Additionally you’d have access to other attributes being used – like for example a rel=(*) to detected “nofollow”ed links (if you do care about).

4. Cloaking
Another thing that seems to be getting quite popular at the moment is to cloak-out links for search engines. Basically what some webmasters are trying to do is to deliver the content including the hyperlink to the users but to remove the link when a crawler accesses the website (to reduce the number of outbound links, I guess). The most common tactic is still doing it on a per user-agent basis which is pretty easy to detect – but if it’s getting more advanced like IP based stuff, etc. you’d probably also have to validate the Google cached version of that specific page to really ensure the link is present.

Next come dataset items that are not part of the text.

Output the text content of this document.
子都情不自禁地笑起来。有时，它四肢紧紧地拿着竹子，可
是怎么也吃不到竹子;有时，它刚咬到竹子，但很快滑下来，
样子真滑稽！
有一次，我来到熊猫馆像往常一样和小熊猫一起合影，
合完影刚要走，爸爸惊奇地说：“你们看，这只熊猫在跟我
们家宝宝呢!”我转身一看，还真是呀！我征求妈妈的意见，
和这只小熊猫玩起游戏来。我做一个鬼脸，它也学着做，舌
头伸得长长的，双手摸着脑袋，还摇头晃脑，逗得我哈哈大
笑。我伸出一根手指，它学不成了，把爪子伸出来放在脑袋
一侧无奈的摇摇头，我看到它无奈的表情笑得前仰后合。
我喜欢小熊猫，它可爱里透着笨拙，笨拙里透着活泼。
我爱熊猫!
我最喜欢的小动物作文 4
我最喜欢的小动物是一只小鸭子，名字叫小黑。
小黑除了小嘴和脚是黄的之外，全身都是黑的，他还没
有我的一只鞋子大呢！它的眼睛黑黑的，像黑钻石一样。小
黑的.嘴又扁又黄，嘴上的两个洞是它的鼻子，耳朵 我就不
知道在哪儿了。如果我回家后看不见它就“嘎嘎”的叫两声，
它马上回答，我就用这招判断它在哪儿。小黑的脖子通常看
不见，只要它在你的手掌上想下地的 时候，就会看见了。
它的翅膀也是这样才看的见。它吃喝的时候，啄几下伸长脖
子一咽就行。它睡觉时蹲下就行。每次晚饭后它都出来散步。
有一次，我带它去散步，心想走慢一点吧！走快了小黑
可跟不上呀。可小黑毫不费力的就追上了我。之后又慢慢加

5. More stuff to watch out for
– Is that page being indexed at all? After a while (especially when it’s a new page) you should definitely do a search on Google for that specific URL to make sure the page is being indexed at all – if not, is that page being linked internally to get any link juice from the domain at all?
– It could also be very interesting to monitor the number of outbound links on www.domain.com/path/content.html – because if the number rises (big-time) it might be bad for you (probably you’ll get less link power, maybe the page from that point onwards is turned into an “obvious link-selling page”?)
– And last but not least it might be interesting to monitor if there are some of the common “ppc”-keywords / bad-words on that page. Maybe the page got hacked and you’re now in a very bad neighborhood? I’d love to know 😉

I hope this helps a little bit when dealing links or building a tool to make sure those stay in place. If you don’t have a tool to do all the tasks at once, here are some Firefox add-ons to do some of that work for you:

robots.txt: SearchStatus has a “show robots.txt” shortcut, viewing it is just two clicks away. Go get it here.
HTTP status code: LiveHTTP Headers could to the trick.
X-Robots & Meta robots: SeeRobots does a great job in visualizing both values without having to look at headers or the source – grab it here.
The canonical tag can easily be seen directly in Firefox (the blue icon near to the address bar), no add-on needed.
Rel-attribute: SearchStatus does “nofollow” highlighting (and much more) – see the link above.
To check if a link is using the appropriate tag it’s probably the easiest to verify using Firebug (here) and the “inspect HTML” function.
Cloaking: To check for user-agent based delivery you could use the web developer toolbar in combination with the user-agent switcher.